Aug. 21 (Bloomberg) -- China’s net-diesel exports rose to the highest level in 16 months in July as the nation’s demand for the fuel dropped to the lowest level this year.
Net exports, or overseas sales minus imports, climbed to 143,560 metric tons, the most since March 2011, according to customs data released today. Apparent demand, which includes domestic production and excludes stockpiles, was 3.32 million barrels a day, compared with 3.34 million in June.
Chinese refiners “increased diesel exports in July to run down high stockpiles,” Liao Kaishun, an analyst with C1 Energy, said by phone from Guangzhou. “Exports will drop going forward as inventories should have returned to normal levels.”
Diesel exports were at 179,921 tons, the highest since September, while imports fell 74 percent from a year earlier to 36,361 tons, the data showed. Imports of liquefied natural gas were at 1.3 million tons, up 13 percent, and coal purchases, including lignite, rose 14 percent to 24.27 million tons.

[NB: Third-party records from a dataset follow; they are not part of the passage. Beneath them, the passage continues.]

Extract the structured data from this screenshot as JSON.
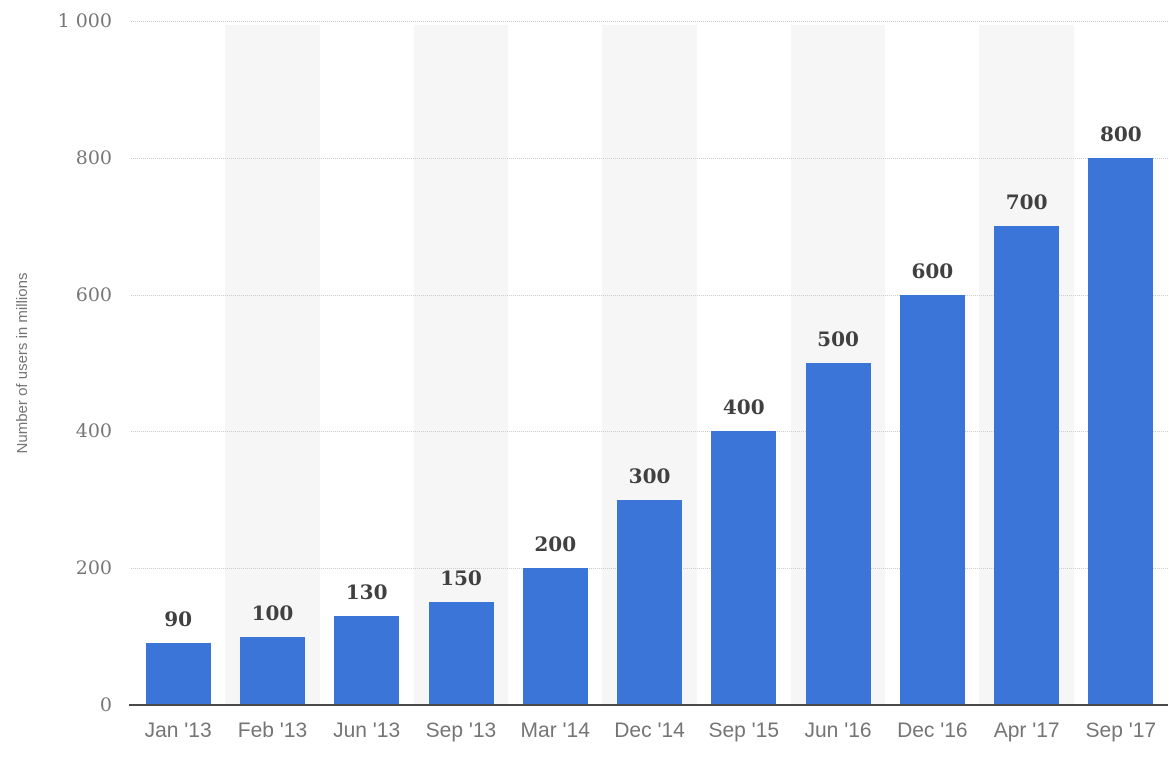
{
  "chart_data": {
    "type": "bar",
    "title": "",
    "xlabel": "",
    "ylabel": "Number of users in millions",
    "categories": [
      "Jan '13",
      "Feb '13",
      "Jun '13",
      "Sep '13",
      "Mar '14",
      "Dec '14",
      "Sep '15",
      "Jun '16",
      "Dec '16",
      "Apr '17",
      "Sep '17"
    ],
    "values": [
      90,
      100,
      130,
      150,
      200,
      300,
      400,
      500,
      600,
      700,
      800
    ],
    "value_labels": [
      "90",
      "100",
      "130",
      "150",
      "200",
      "300",
      "400",
      "500",
      "600",
      "700",
      "800"
    ],
    "ylim": [
      0,
      1000
    ],
    "yticks": [
      {
        "value": 0,
        "label": "0"
      },
      {
        "value": 200,
        "label": "200"
      },
      {
        "value": 400,
        "label": "400"
      },
      {
        "value": 600,
        "label": "600"
      },
      {
        "value": 800,
        "label": "800"
      },
      {
        "value": 1000,
        "label": "1 000"
      }
    ],
    "grid": "horizontal dotted lines at ticks, vertical alternating column stripes",
    "legend": "none",
    "colors": {
      "bar": "#3b75d8",
      "stripe": "#f6f6f6",
      "gridline": "#cccccc",
      "axis_line": "#4a4a4a",
      "value_label": "#404040",
      "y_tick_label": "#777777",
      "x_tick_label": "#757575",
      "background": "#ffffff"
    }
  }
}
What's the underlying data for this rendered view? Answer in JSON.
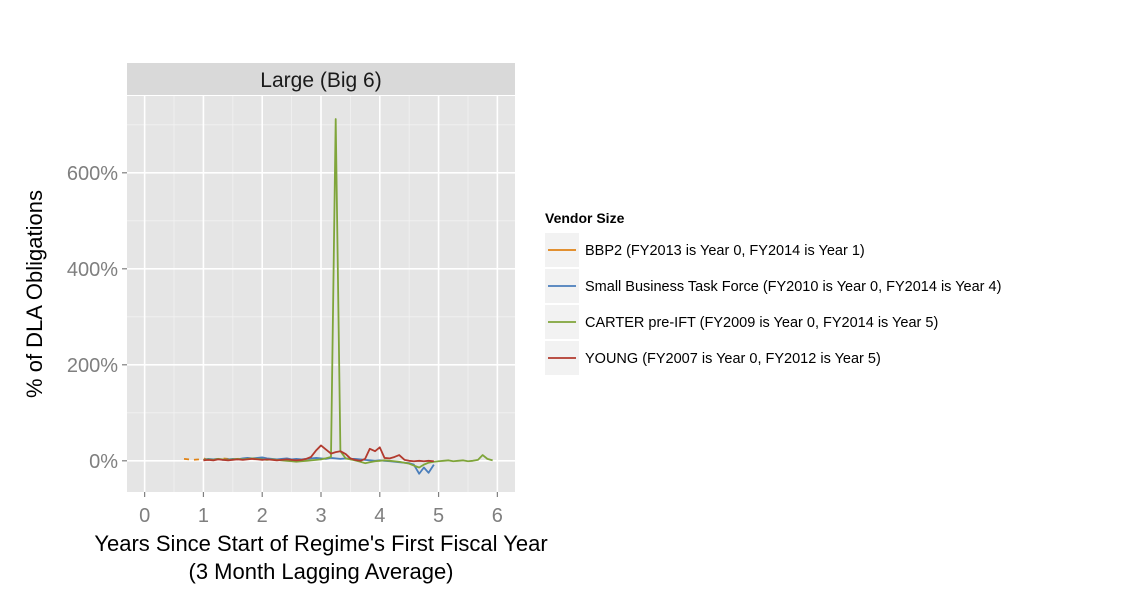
{
  "chart_data": {
    "type": "line",
    "facet_title": "Large (Big 6)",
    "xlabel_line1": "Years Since Start of Regime's First Fiscal Year",
    "xlabel_line2": "(3 Month Lagging Average)",
    "ylabel": "% of DLA Obligations",
    "xlim": [
      -0.3,
      6.3
    ],
    "ylim": [
      -65,
      760
    ],
    "x_ticks": [
      0,
      1,
      2,
      3,
      4,
      5,
      6
    ],
    "y_ticks": [
      0,
      200,
      400,
      600
    ],
    "y_tick_labels": [
      "0%",
      "200%",
      "400%",
      "600%"
    ],
    "grid": true,
    "legend_position": "right",
    "legend_title": "Vendor Size",
    "series": [
      {
        "name": "BBP2 (FY2013 is Year 0, FY2014 is Year 1)",
        "color": "#E08214",
        "dashed": true,
        "x": [
          0.67,
          0.75,
          0.83,
          0.92,
          1.0,
          1.08,
          1.17,
          1.25,
          1.33,
          1.42,
          1.5,
          1.58,
          1.67,
          1.75,
          1.83,
          1.92
        ],
        "y": [
          4,
          3,
          2,
          3,
          5,
          2,
          3,
          4,
          5,
          4,
          3,
          4,
          5,
          4,
          3,
          4
        ]
      },
      {
        "name": "Small Business Task Force (FY2010 is Year 0, FY2014 is Year 4)",
        "color": "#4A7EBB",
        "dashed": false,
        "x": [
          1.0,
          1.08,
          1.17,
          1.25,
          1.33,
          1.42,
          1.5,
          1.58,
          1.67,
          1.75,
          1.83,
          1.92,
          2.0,
          2.08,
          2.17,
          2.25,
          2.33,
          2.42,
          2.5,
          2.58,
          2.67,
          2.75,
          2.83,
          2.92,
          3.0,
          3.08,
          3.17,
          3.25,
          3.33,
          3.42,
          3.5,
          3.58,
          3.67,
          3.75,
          3.83,
          3.92,
          4.0,
          4.08,
          4.17,
          4.25,
          4.33,
          4.42,
          4.5,
          4.58,
          4.67,
          4.75,
          4.83,
          4.92
        ],
        "y": [
          2,
          4,
          3,
          4,
          2,
          3,
          4,
          3,
          5,
          6,
          5,
          6,
          7,
          5,
          4,
          3,
          4,
          5,
          3,
          4,
          3,
          4,
          5,
          6,
          5,
          4,
          6,
          5,
          4,
          5,
          4,
          4,
          3,
          2,
          1,
          0,
          1,
          0,
          -1,
          -2,
          -3,
          -4,
          -5,
          -8,
          -27,
          -14,
          -25,
          -8
        ]
      },
      {
        "name": "CARTER pre-IFT (FY2009 is Year 0, FY2014 is Year 5)",
        "color": "#7FA53A",
        "dashed": false,
        "x": [
          1.0,
          1.08,
          1.17,
          1.25,
          1.33,
          1.42,
          1.5,
          1.58,
          1.67,
          1.75,
          1.83,
          1.92,
          2.0,
          2.08,
          2.17,
          2.25,
          2.33,
          2.42,
          2.5,
          2.58,
          2.67,
          2.75,
          2.83,
          2.92,
          3.0,
          3.08,
          3.17,
          3.25,
          3.33,
          3.42,
          3.5,
          3.58,
          3.67,
          3.75,
          3.83,
          3.92,
          4.0,
          4.08,
          4.17,
          4.25,
          4.33,
          4.42,
          4.5,
          4.58,
          4.67,
          4.75,
          4.83,
          4.92,
          5.0,
          5.08,
          5.17,
          5.25,
          5.33,
          5.42,
          5.5,
          5.58,
          5.67,
          5.75,
          5.83,
          5.92
        ],
        "y": [
          2,
          3,
          2,
          4,
          3,
          2,
          3,
          4,
          3,
          4,
          5,
          4,
          3,
          2,
          3,
          2,
          1,
          0,
          -1,
          -2,
          -1,
          0,
          1,
          2,
          3,
          5,
          8,
          712,
          20,
          5,
          3,
          1,
          -2,
          -5,
          -3,
          -1,
          0,
          1,
          0,
          -1,
          -2,
          -4,
          -6,
          -10,
          -14,
          -8,
          -4,
          -2,
          -1,
          0,
          1,
          -1,
          0,
          1,
          -1,
          0,
          2,
          12,
          4,
          1
        ]
      },
      {
        "name": "YOUNG (FY2007 is Year 0, FY2012 is Year 5)",
        "color": "#B23A2E",
        "dashed": false,
        "x": [
          1.0,
          1.08,
          1.17,
          1.25,
          1.33,
          1.42,
          1.5,
          1.58,
          1.67,
          1.75,
          1.83,
          1.92,
          2.0,
          2.08,
          2.17,
          2.25,
          2.33,
          2.42,
          2.5,
          2.58,
          2.67,
          2.75,
          2.83,
          2.92,
          3.0,
          3.08,
          3.17,
          3.25,
          3.33,
          3.42,
          3.5,
          3.58,
          3.67,
          3.75,
          3.83,
          3.92,
          4.0,
          4.08,
          4.17,
          4.25,
          4.33,
          4.42,
          4.5,
          4.58,
          4.67,
          4.75,
          4.83,
          4.92
        ],
        "y": [
          1,
          2,
          1,
          3,
          2,
          1,
          2,
          3,
          2,
          3,
          4,
          3,
          2,
          3,
          2,
          1,
          2,
          3,
          2,
          1,
          2,
          4,
          8,
          22,
          32,
          24,
          15,
          18,
          20,
          14,
          5,
          2,
          0,
          4,
          25,
          20,
          28,
          6,
          5,
          8,
          12,
          2,
          0,
          -1,
          0,
          -1,
          0,
          -1
        ]
      }
    ]
  }
}
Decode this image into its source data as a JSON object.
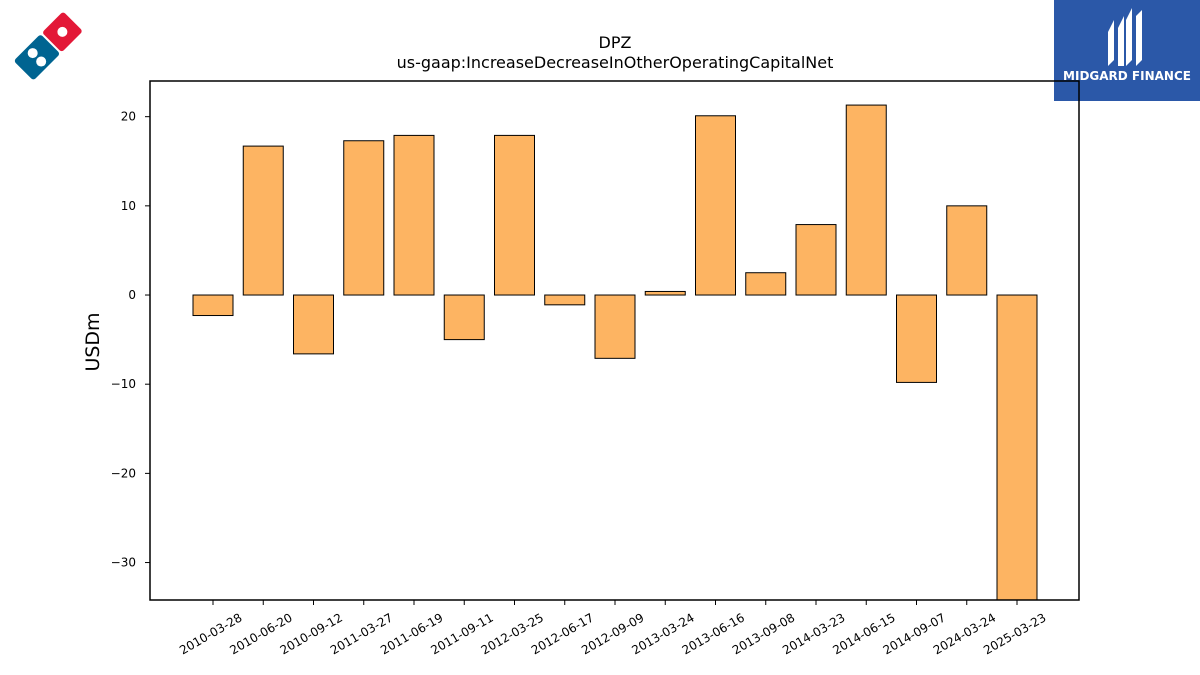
{
  "brand": {
    "left_logo_icon": "dominos-logo-icon",
    "right_logo_icon": "midgard-finance-logo-icon",
    "right_logo_text": "MIDGARD FINANCE",
    "right_logo_bg": "#2b58a8"
  },
  "chart_data": {
    "type": "bar",
    "title": "DPZ",
    "subtitle": "us-gaap:IncreaseDecreaseInOtherOperatingCapitalNet",
    "xlabel": "",
    "ylabel": "USDm",
    "ylim": [
      -34.2,
      24
    ],
    "yticks": [
      20,
      10,
      0,
      -10,
      -20,
      -30
    ],
    "bar_color": "#fdb462",
    "edge_color": "#000000",
    "categories": [
      "2010-03-28",
      "2010-06-20",
      "2010-09-12",
      "2011-03-27",
      "2011-06-19",
      "2011-09-11",
      "2012-03-25",
      "2012-06-17",
      "2012-09-09",
      "2013-03-24",
      "2013-06-16",
      "2013-09-08",
      "2014-03-23",
      "2014-06-15",
      "2014-09-07",
      "2024-03-24",
      "2025-03-23"
    ],
    "values": [
      -2.3,
      16.7,
      -6.6,
      17.3,
      17.9,
      -5.0,
      17.9,
      -1.1,
      -7.1,
      0.4,
      20.1,
      2.5,
      7.9,
      21.3,
      -9.8,
      10.0,
      -34.2
    ]
  }
}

China’s fuel-oil consumption rebounded to 559,210 barrels a day from 539,750 barrels in June, a five-month low, according to the data. It was 9 percent higher from a year earlier.
Fuel-oil use rose as Chinese private refineries increased purchases. Processing rates at the plants in eastern China’s Shandong province rose for a fifth week to 36.3 percent of capacity in the week ended Aug. 16, the highest in two months, the local industry website Oilchem.net said on Aug. 17, citing a survey.